After a few cool days and a beautiful rainstorm, Portland is settling into a week of summer elegy--a last chance for tomatoes to ripen and peppers to redden; a last chance to embrace an armload of basil, whose leaves are already beginning to brown and fade; a last chance for too-many-eggplants-and-what-can-I-possibly-do-with-them? I hope to find an apple orchard today: another side-effect of moving is that I've lost my standby northcountry orchard, which I used visit almost weekly well into November.
Yesterday I finished my first-ever pantoum, a form I've been avoiding for my whole life. Yet it suddenly sprang into my thoughts as I was working my way into an amorphous embryonic shapeless draft about something or other that I couldn't identify. It needed shape in order to become whatever it was going to be.
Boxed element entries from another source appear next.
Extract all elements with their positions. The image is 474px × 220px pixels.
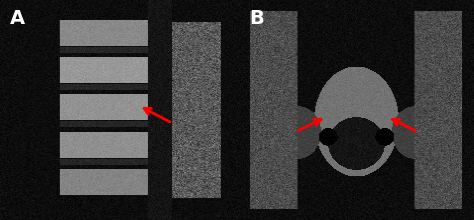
Text: B: B [249, 9, 264, 28]
Text: A: A [9, 9, 25, 28]
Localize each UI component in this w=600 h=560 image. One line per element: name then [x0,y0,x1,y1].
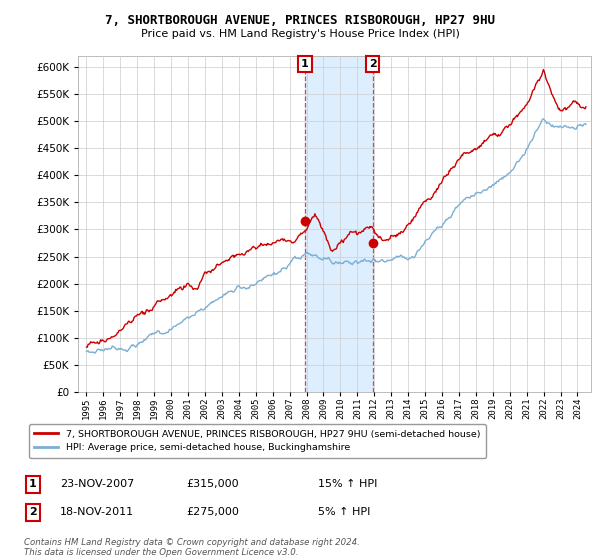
Text: 18-NOV-2011: 18-NOV-2011 [60,507,134,517]
Text: £315,000: £315,000 [186,479,239,489]
Text: 15% ↑ HPI: 15% ↑ HPI [318,479,377,489]
Text: 7, SHORTBOROUGH AVENUE, PRINCES RISBOROUGH, HP27 9HU: 7, SHORTBOROUGH AVENUE, PRINCES RISBOROU… [105,14,495,27]
Text: 23-NOV-2007: 23-NOV-2007 [60,479,134,489]
Text: Contains HM Land Registry data © Crown copyright and database right 2024.
This d: Contains HM Land Registry data © Crown c… [24,538,360,557]
Text: £275,000: £275,000 [186,507,239,517]
Text: 5% ↑ HPI: 5% ↑ HPI [318,507,370,517]
Text: 1: 1 [29,479,37,489]
Text: 2: 2 [369,59,376,69]
Bar [305,56,373,392]
Text: 1: 1 [301,59,309,69]
Text: Price paid vs. HM Land Registry's House Price Index (HPI): Price paid vs. HM Land Registry's House … [140,29,460,39]
Legend: 7, SHORTBOROUGH AVENUE, PRINCES RISBOROUGH, HP27 9HU (semi-detached house), HPI:: 7, SHORTBOROUGH AVENUE, PRINCES RISBOROU… [29,424,486,458]
Text: 2: 2 [29,507,37,517]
Beforehand, I think I was libeling the pantoum as another version of the villanelle, a form I've repeatedly tried and failed to master. Sonnets, I've done; sestinas, I've done; terza rima and quatrains and other rhyme patterns, yes. But all of my villanelles have been dreadful.
This pantoum, though, is okay. Plus, it turned out to be a love poem for Grendel, which was a cheerful surprise. I've always thought that some Beowulf character should have fallen in love with Grendel. Sure, he eats Danes, but so do polar bears, and they get plenty of good press anyway.